Die Platzverhältnisse im Casino sowohl im Zuschauer- als auch im Bühnen- und Garderobenbereich lassen eine Aufführung mit den Coronaschutzmassnahmen nicht zu. Die Verantwortlichen der Operettenbühne möchten die Gesundheit der Zuschauer und des Ensembles nicht riskieren.

In Bremgarten besuchen jeweils gegen 10'000 Zuschauer die Aufführungen. Allein die Eintrittseinnahmen liegen im Bereich einer halben Million Franken.

Absage verhindert spätere finanzielle Konsequenzen

Valentin Brunner, Medienverantwortlicher der Operettenbühne, sagt zur AZ: «Mit der vorzeitigen Absage zum jetzigen Zeitpunkt verhindern wir, dass dem Verein später finanzielle Auswirkungen entstehen, falls die Aufführungen kurzfristig doch gestrichen werden müssten.» Finanziell gravierend hätte sich ein positiver Coronafall im Umfeld der Operettenbühne während der Vorstellungen auswirken können. Die Saison mit rund 20 bis 25 Aufführungen dauert etwa zwei Monate. Brunner gibt das Beispiel der Operettenbühne Arth, die heuer mitten in der Saison abbrechen und ein grosses Loch in der Vereinskasse hinnehmen musste.

In diesen Tagen hätte der Bremgarter Laienchor die Proben in Angriff genommen. Im Januar wären die Solisten hinzugekommen. «Bei den Proben zu einer Operette kommt man sich zwangsläufig näher.

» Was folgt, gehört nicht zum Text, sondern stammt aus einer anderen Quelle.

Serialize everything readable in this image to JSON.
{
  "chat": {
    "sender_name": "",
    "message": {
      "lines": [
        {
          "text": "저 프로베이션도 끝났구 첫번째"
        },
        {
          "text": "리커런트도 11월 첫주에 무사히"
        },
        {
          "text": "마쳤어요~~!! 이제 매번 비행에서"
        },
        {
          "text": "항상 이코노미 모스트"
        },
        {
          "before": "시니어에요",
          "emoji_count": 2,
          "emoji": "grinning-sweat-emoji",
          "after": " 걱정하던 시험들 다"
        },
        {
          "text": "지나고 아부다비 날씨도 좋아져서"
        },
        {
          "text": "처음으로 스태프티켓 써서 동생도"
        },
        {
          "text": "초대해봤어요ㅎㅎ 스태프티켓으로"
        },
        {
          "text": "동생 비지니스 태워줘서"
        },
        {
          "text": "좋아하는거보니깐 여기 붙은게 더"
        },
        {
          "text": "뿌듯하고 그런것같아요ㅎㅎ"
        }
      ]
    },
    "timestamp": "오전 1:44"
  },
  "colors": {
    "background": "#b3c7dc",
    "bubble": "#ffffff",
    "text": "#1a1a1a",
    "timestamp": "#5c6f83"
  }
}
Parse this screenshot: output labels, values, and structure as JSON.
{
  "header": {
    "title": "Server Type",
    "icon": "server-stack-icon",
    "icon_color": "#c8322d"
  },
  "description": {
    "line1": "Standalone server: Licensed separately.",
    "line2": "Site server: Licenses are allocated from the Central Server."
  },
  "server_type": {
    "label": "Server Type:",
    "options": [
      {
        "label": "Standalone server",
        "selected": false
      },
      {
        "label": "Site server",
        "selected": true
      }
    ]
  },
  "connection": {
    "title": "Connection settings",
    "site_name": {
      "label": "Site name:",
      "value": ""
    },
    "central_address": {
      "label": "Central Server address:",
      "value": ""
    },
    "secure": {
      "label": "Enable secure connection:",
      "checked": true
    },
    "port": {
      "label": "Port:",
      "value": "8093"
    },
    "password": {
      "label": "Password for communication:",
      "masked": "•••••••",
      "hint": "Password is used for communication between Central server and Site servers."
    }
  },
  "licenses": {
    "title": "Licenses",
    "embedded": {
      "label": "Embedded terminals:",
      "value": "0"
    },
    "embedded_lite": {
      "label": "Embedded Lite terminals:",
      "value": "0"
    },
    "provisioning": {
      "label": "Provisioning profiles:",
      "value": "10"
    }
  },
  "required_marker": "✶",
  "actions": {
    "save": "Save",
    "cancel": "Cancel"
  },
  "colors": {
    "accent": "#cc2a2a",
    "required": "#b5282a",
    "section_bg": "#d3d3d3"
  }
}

Zudem haben wir einige ältere Mitwirkende, die zur Risikogruppe zählen», erklärt Valentin Brunner.

Als Ersatz die schönsten Operettenmelodien

Mit der Verschiebung um ein Jahr bricht die Operettenbühne mit ihrem traditionellen Zwei- Jahres-Rhythmus. Die Absage der Saison verursacht eine Lücke im kulturellen Angebot der Region. Darum habe der Vorstand nach einer Lösung gesucht, damit das treue Publikum 2021 nicht ganz auf musikalische Klänge verzichten muss.

Vom 23. bis 25. April ist als Alternative im Casino eine Gala-Konzertreihe mit den schönsten Operettenmelodien geplant – unter Einhaltung der Schutzmassnahmen. Proben und Vorverkauf starten im Januar. «Ein Konzert ist deutlich mit weniger Aufwand verbunden und hat bei einem Ausfall weniger schlimme Folgen als eine fast zweimonatige Operettensaison», so Valentin Brunner.